La société à l’épreuve du covid

6/7/2021
Idées
(Photo Pixabay)

Notre société a été mise à rude épreuve par la crise sanitaire. Comment s’en relèvera-t-elle? Nous avons posé la question à Olivier Servais, Doyen de la Faculté des sciences économiques, sociales, politiques et de communication à l’UCLouvain.
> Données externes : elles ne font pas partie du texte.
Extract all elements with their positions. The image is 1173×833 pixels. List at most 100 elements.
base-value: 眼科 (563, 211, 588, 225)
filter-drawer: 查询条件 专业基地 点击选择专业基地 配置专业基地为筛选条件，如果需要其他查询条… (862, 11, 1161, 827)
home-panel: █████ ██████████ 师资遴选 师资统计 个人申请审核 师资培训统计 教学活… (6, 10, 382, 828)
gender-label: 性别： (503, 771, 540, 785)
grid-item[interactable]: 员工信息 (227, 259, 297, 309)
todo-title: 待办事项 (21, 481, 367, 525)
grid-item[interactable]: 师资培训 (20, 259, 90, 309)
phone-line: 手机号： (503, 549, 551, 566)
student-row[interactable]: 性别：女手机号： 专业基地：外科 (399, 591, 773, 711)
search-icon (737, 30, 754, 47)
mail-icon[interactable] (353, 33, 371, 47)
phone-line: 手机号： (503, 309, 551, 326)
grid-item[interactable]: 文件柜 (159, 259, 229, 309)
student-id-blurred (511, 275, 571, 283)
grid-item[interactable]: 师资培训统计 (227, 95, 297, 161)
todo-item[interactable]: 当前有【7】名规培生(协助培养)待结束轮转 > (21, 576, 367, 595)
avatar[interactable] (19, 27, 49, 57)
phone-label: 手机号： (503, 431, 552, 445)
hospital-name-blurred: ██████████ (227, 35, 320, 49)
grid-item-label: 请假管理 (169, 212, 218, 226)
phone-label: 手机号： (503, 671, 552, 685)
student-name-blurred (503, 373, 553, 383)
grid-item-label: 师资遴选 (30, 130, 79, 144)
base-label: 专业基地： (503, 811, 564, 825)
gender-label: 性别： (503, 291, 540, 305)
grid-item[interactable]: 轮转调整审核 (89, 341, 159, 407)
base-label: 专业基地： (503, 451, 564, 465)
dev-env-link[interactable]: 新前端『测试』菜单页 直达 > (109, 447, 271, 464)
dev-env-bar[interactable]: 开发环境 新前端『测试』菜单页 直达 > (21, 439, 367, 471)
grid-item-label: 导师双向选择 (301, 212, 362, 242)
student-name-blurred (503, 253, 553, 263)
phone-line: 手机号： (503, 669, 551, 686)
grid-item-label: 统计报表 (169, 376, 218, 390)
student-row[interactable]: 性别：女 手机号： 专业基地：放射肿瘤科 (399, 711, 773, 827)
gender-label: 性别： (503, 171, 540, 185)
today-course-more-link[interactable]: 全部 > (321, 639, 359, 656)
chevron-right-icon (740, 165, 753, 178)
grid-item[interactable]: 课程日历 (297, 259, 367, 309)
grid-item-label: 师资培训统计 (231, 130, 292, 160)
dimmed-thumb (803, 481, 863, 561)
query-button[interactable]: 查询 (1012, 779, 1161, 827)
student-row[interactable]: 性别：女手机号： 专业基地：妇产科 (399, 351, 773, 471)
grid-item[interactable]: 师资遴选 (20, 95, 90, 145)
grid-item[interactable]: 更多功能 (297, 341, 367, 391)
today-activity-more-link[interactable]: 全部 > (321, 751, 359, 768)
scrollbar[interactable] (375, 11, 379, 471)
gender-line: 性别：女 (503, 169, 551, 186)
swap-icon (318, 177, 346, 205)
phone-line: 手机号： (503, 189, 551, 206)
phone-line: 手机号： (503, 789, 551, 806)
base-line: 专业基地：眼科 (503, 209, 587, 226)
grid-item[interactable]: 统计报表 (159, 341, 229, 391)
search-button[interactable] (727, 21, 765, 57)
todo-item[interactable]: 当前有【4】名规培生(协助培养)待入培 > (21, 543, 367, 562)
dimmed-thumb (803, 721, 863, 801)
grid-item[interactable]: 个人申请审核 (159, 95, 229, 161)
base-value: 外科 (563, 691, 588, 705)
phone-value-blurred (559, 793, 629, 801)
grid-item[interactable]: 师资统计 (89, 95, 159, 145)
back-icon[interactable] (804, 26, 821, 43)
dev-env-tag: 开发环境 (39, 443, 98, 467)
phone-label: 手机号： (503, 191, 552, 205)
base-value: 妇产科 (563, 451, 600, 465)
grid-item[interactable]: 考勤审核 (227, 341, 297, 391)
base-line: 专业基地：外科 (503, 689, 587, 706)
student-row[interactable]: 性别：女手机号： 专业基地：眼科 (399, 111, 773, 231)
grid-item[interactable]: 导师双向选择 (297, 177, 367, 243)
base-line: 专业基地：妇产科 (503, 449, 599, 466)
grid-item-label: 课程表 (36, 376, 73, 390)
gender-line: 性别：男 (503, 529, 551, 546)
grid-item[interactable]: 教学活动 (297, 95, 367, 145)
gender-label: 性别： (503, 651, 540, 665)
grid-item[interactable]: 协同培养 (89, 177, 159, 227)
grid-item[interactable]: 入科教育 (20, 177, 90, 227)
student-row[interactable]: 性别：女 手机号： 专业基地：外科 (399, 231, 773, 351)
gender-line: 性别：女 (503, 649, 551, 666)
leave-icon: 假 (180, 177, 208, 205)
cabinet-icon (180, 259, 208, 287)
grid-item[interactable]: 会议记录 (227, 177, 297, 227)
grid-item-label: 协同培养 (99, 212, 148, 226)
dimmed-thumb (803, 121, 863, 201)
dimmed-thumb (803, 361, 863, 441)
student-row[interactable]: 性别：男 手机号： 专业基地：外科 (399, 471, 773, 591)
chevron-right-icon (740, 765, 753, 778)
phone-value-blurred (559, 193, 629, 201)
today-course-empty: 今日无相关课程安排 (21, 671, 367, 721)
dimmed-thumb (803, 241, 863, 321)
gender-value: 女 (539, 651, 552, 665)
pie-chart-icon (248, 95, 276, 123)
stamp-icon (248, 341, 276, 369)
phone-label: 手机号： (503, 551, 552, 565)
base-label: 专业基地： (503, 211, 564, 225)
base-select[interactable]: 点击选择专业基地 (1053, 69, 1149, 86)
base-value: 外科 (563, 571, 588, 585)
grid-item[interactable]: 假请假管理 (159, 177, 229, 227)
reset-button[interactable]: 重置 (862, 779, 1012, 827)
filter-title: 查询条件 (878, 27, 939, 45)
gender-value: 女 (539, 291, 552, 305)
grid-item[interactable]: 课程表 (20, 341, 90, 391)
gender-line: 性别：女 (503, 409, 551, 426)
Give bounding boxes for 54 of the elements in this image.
"Une guerre sans destructions matérielles": cette image, souvent associée à la crise du covid-19, Olivier Servais ne la partage pas. "D’abord parce que l’ennemi n’est pas humain, mais surtout parce que les questions fondamentales de vie et de mort qu’a soulevées cette crise ont fait ressortir des éléments structurants dans les confrontations au sein de la société. La crise nous a divisés, jusque dans les familles, sur toute une série de questions allant des stratégies gouvernementales aux libertés fondamentales, au choix de la vaccination, alors que les conflits armés ont plutôt tendance à resserrer les rangs."
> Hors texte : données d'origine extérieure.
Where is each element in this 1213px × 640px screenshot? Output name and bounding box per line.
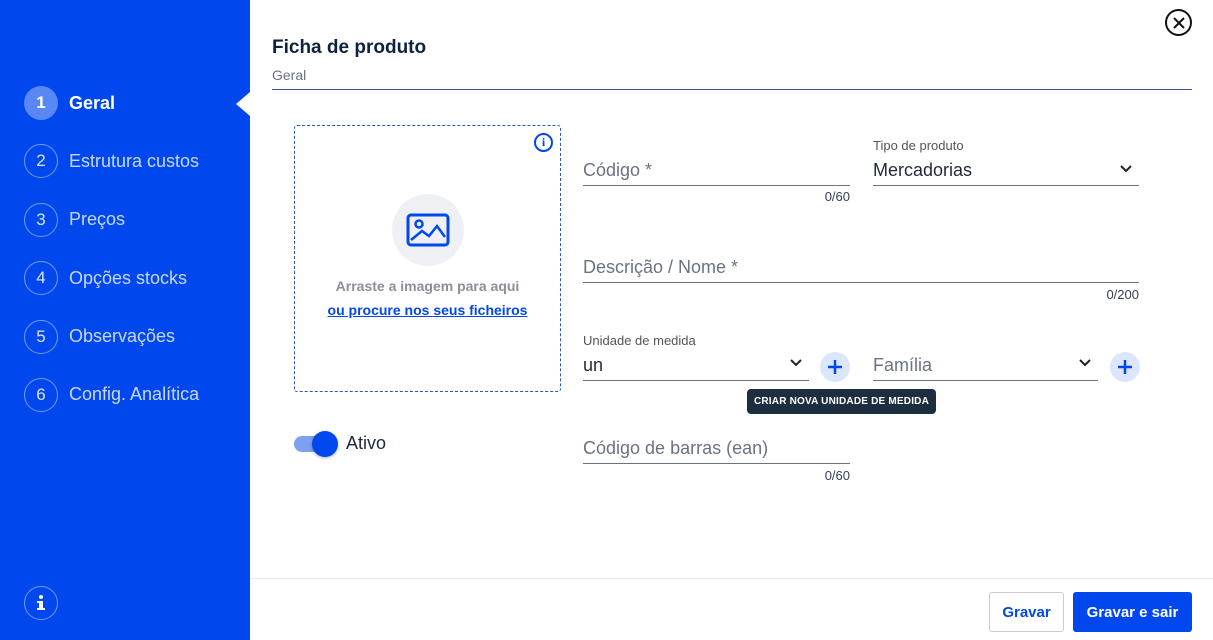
divider (272, 89, 1192, 90)
step-label: Preços (69, 209, 126, 230)
codigo-placeholder: Código * (583, 160, 653, 180)
char-counter: 0/60 (824, 468, 850, 483)
step-label: Observações (69, 326, 176, 347)
plus-icon (1118, 360, 1132, 374)
char-counter: 0/200 (1106, 287, 1139, 302)
step-estrutura-custos[interactable]: 2 Estrutura custos (24, 144, 200, 179)
toggle-track[interactable] (294, 430, 338, 457)
input-underline (583, 380, 809, 381)
input-underline (583, 185, 850, 186)
tooltip: CRIAR NOVA UNIDADE DE MEDIDA (747, 389, 936, 414)
familia-placeholder: Família (873, 355, 933, 375)
familia-select[interactable]: Família (873, 345, 1098, 385)
codigo-barras-field[interactable]: Código de barras (ean) 0/60 (583, 428, 850, 484)
page-subtitle: Geral (272, 67, 307, 83)
input-underline (583, 282, 1139, 283)
close-button[interactable] (1165, 9, 1192, 36)
chevron-down-icon (790, 359, 802, 367)
descricao-field[interactable]: Descrição / Nome * 0/200 (583, 247, 1139, 303)
step-number: 4 (24, 261, 58, 296)
info-icon[interactable]: i (534, 133, 553, 152)
wizard-steps: 1 Geral 2 Estrutura custos 3 Preços 4 Op… (24, 86, 199, 436)
close-icon (1172, 16, 1185, 29)
step-config-analitica[interactable]: 6 Config. Analítica (24, 377, 200, 412)
step-observacoes[interactable]: 5 Observações (24, 319, 199, 354)
step-precos[interactable]: 3 Preços (24, 202, 199, 237)
step-number: 1 (24, 86, 58, 120)
add-unit-button[interactable] (820, 352, 850, 382)
step-number: 6 (24, 377, 58, 412)
info-icon[interactable] (24, 586, 58, 620)
select-value: Mercadorias (873, 160, 973, 180)
footer-bar: Gravar Gravar e sair (250, 578, 1213, 640)
field-label: Unidade de medida (583, 333, 696, 348)
step-label: Opções stocks (69, 267, 188, 288)
save-and-exit-button[interactable]: Gravar e sair (1073, 592, 1192, 632)
active-toggle[interactable]: Ativo (294, 430, 387, 457)
step-geral[interactable]: 1 Geral (24, 86, 199, 120)
codigo-field[interactable]: Código * 0/60 (583, 150, 850, 206)
codigo-barras-placeholder: Código de barras (ean) (583, 438, 769, 458)
dropzone-instruction: Arraste a imagem para aqui (335, 278, 520, 294)
step-number: 3 (24, 202, 58, 237)
unidade-select[interactable]: Unidade de medida un (583, 333, 809, 383)
tipo-produto-select[interactable]: Tipo de produto Mercadorias (873, 138, 1139, 188)
input-underline (873, 380, 1098, 381)
image-dropzone[interactable]: i Arraste a imagem para aqui ou procure … (294, 125, 561, 392)
step-number: 2 (24, 144, 58, 179)
chevron-down-icon (1079, 359, 1091, 367)
browse-files-link[interactable]: ou procure nos seus ficheiros (295, 302, 560, 318)
descricao-placeholder: Descrição / Nome * (583, 257, 739, 277)
toggle-knob[interactable] (312, 430, 338, 457)
step-label: Geral (69, 92, 116, 113)
select-value: un (583, 355, 604, 375)
wizard-sidebar: 1 Geral 2 Estrutura custos 3 Preços 4 Op… (0, 0, 250, 640)
input-underline (873, 185, 1139, 186)
step-number: 5 (24, 319, 58, 354)
page-title: Ficha de produto (272, 37, 427, 58)
image-placeholder-icon (392, 194, 464, 266)
input-underline (583, 463, 850, 464)
chevron-down-icon (1120, 165, 1132, 173)
step-label: Estrutura custos (69, 150, 200, 171)
active-step-caret (236, 92, 250, 116)
step-label: Config. Analítica (69, 384, 200, 405)
main-panel: Ficha de produto Geral i Arraste a image… (250, 0, 1213, 640)
plus-icon (828, 360, 842, 374)
toggle-label: Ativo (346, 433, 387, 453)
field-label: Tipo de produto (873, 138, 964, 153)
add-family-button[interactable] (1110, 352, 1140, 382)
char-counter: 0/60 (824, 189, 850, 204)
save-button[interactable]: Gravar (989, 592, 1064, 632)
step-opcoes-stocks[interactable]: 4 Opções stocks (24, 261, 199, 296)
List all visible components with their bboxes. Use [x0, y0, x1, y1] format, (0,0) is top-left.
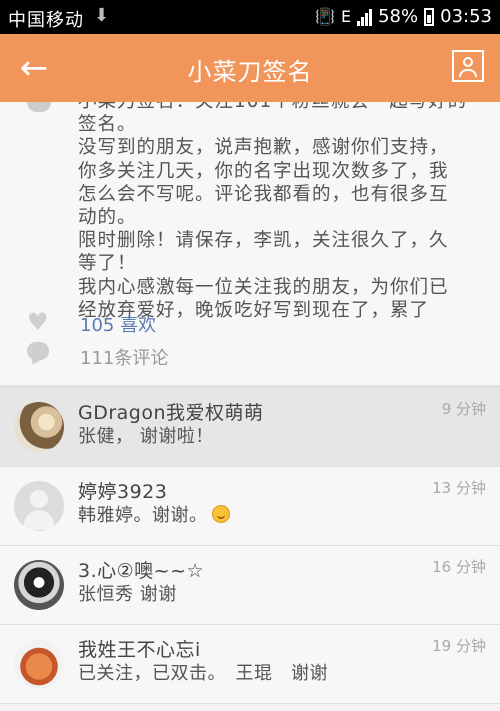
comment-author[interactable]: GDragon我爱权萌萌: [78, 398, 264, 425]
status-bar: 中国移动 ⬇ 📳 E 58% 03:53: [0, 0, 500, 34]
page-title: 小菜刀签名: [187, 58, 313, 86]
comment-text: 张恒秀 谢谢: [78, 584, 177, 605]
app-bar: ← 小菜刀签名: [0, 34, 500, 102]
comment-time: 19 分钟: [432, 637, 486, 655]
comment-time: 13 分钟: [432, 479, 486, 497]
comment-time: 16 分钟: [432, 558, 486, 576]
comment-list: GDragon我爱权萌萌 张健， 谢谢啦！ 9 分钟 婷婷3923 韩雅婷。谢谢…: [0, 388, 500, 704]
post-type-icon: [27, 102, 51, 112]
avatar-placeholder[interactable]: [14, 481, 64, 531]
post-card: 小菜刀签名：关注101个粉丝就会一起写好的 签名。 没写到的朋友，说声抱歉，感谢…: [0, 102, 500, 385]
comment-item[interactable]: 我姓王不心忘i 已关注，已双击。 王琨 谢谢 19 分钟: [0, 625, 500, 704]
post-line: 动的。: [78, 207, 137, 229]
comment-item[interactable]: 婷婷3923 韩雅婷。谢谢。 13 分钟: [0, 467, 500, 546]
comment-item[interactable]: GDragon我爱权萌萌 张健， 谢谢啦！ 9 分钟: [0, 388, 500, 467]
speech-bubble-icon[interactable]: [27, 342, 49, 360]
comment-text: 已关注，已双击。 王琨 谢谢: [78, 663, 328, 684]
post-line: 怎么会不写呢。评论我都看的，也有很多互: [78, 183, 449, 205]
comment-text: 张健， 谢谢啦！: [78, 426, 214, 447]
status-icons: 📳 E 58% 03:53: [315, 6, 492, 27]
heart-icon[interactable]: ♥: [27, 308, 49, 336]
comment-text-wrap: 韩雅婷。谢谢。: [78, 501, 230, 527]
profile-button[interactable]: [452, 50, 484, 82]
comment-author[interactable]: 3.心②噢~~☆: [78, 556, 204, 583]
avatar[interactable]: [14, 560, 64, 610]
carrier-name: 中国移动: [8, 10, 84, 31]
profile-card-icon: [463, 57, 473, 67]
post-line: 小菜刀签名：关注101个粉丝就会一起写好的: [78, 102, 483, 113]
vibrate-icon: 📳: [315, 7, 335, 26]
battery-percent: 58%: [378, 6, 419, 27]
post-line: 限时删除！请保存，李凯，关注很久了，久: [78, 230, 449, 252]
clock: 03:53: [440, 6, 492, 27]
comment-time: 9 分钟: [441, 400, 486, 418]
smiley-emoji-icon: [211, 505, 230, 523]
signal-icon: [357, 8, 373, 26]
post-body: 小菜刀签名：关注101个粉丝就会一起写好的 签名。 没写到的朋友，说声抱歉，感谢…: [78, 102, 483, 322]
post-line: 我内心感激每一位关注我的朋友，为你们已: [78, 276, 449, 298]
comment-count[interactable]: 111条评论: [80, 344, 168, 370]
post-line: 签名。: [78, 114, 137, 136]
avatar[interactable]: [14, 639, 64, 689]
comment-text: 韩雅婷。谢谢。: [78, 505, 208, 526]
comment-author[interactable]: 婷婷3923: [78, 477, 167, 504]
post-line: 等了！: [78, 253, 137, 275]
avatar[interactable]: [14, 402, 64, 452]
download-icon: ⬇: [94, 5, 110, 26]
network-type: E: [341, 7, 352, 26]
comment-author[interactable]: 我姓王不心忘i: [78, 635, 201, 662]
comment-item[interactable]: 3.心②噢~~☆ 张恒秀 谢谢 16 分钟: [0, 546, 500, 625]
post-line: 没写到的朋友，说声抱歉，感谢你们支持，: [78, 137, 449, 159]
like-count[interactable]: 105 喜欢: [80, 311, 156, 337]
post-line: 你多关注几天，你的名字出现次数多了，我: [78, 160, 449, 182]
battery-icon: [424, 7, 435, 26]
Du point de vue du sociologue et anthropologue, il n’y a pas de comparaison possible entre l’après-covid et l’après-guerre.

"Après la Seconde Guerre mondiale, nous étions dans une logique ‘post-New Deal’, dans un monde qui avait été reconstruit sur deux grands axes géopolitiques, Est-Ouest. Globalement, dans les pays occidentaux, les populations faisaient confiance aux dirigeants de l’époque, qui avaient gagné la guerre. On avait aussi des médias qui étaient très homogènes et il y avait peu de débat sur les alternatives ou les perdants. On avait donc un consensus social très fort, fondé notamment sur le rejet des extrêmes: on ne voulait être ni communistes, ni fascistes. La situation actuelle est très différente: on ne peut pas dire que les dirigeants aient géré au mieux et aujourd’hui, la classe politique est largement discréditée – je ne dis pas que ce discrédit est totalement légitime, mais c'est le constat sociologique que je fais. Nous sommes donc face à un enjeu majeur qui est de regagner l’adhésion des citoyens, ce qui passera sans doute par des logiques participatives, qu’il s’agisse de tirage au sort, de référendums ou d’autres moyens."

Quelles leçons en tirer face aux crises à venir, en particulier aux crises environnementales? "Ce n’est pas simple, parce que nous sommes confrontés à des enjeux qui réclament un traitement de longue durée, et qui supposent une réflexion dans la complexité plutôt que dans la simplification. Est-ce que nos démocraties sociales-libérales seront capables de faire ces choix à long terme, a fortiori dans une société où on a raccourci le champ de la perspective à l'immédiat? Je l’ignore. La crise du covid a parfois été gérée de manière autoritaire, ce qui a porté atteinte à certaines de nos valeurs fondamentales. Je pense qu’on doit gérer les crises à venir autrement, selon nos traditions, c'est-à-dire en laissant de l’espace au débat, avec l’efficacité du consensus progressif que le débat permet. J’espère que nous aurons des politiques visionnaires, mais des visionnaires humbles, capables de penser pour le bien commun."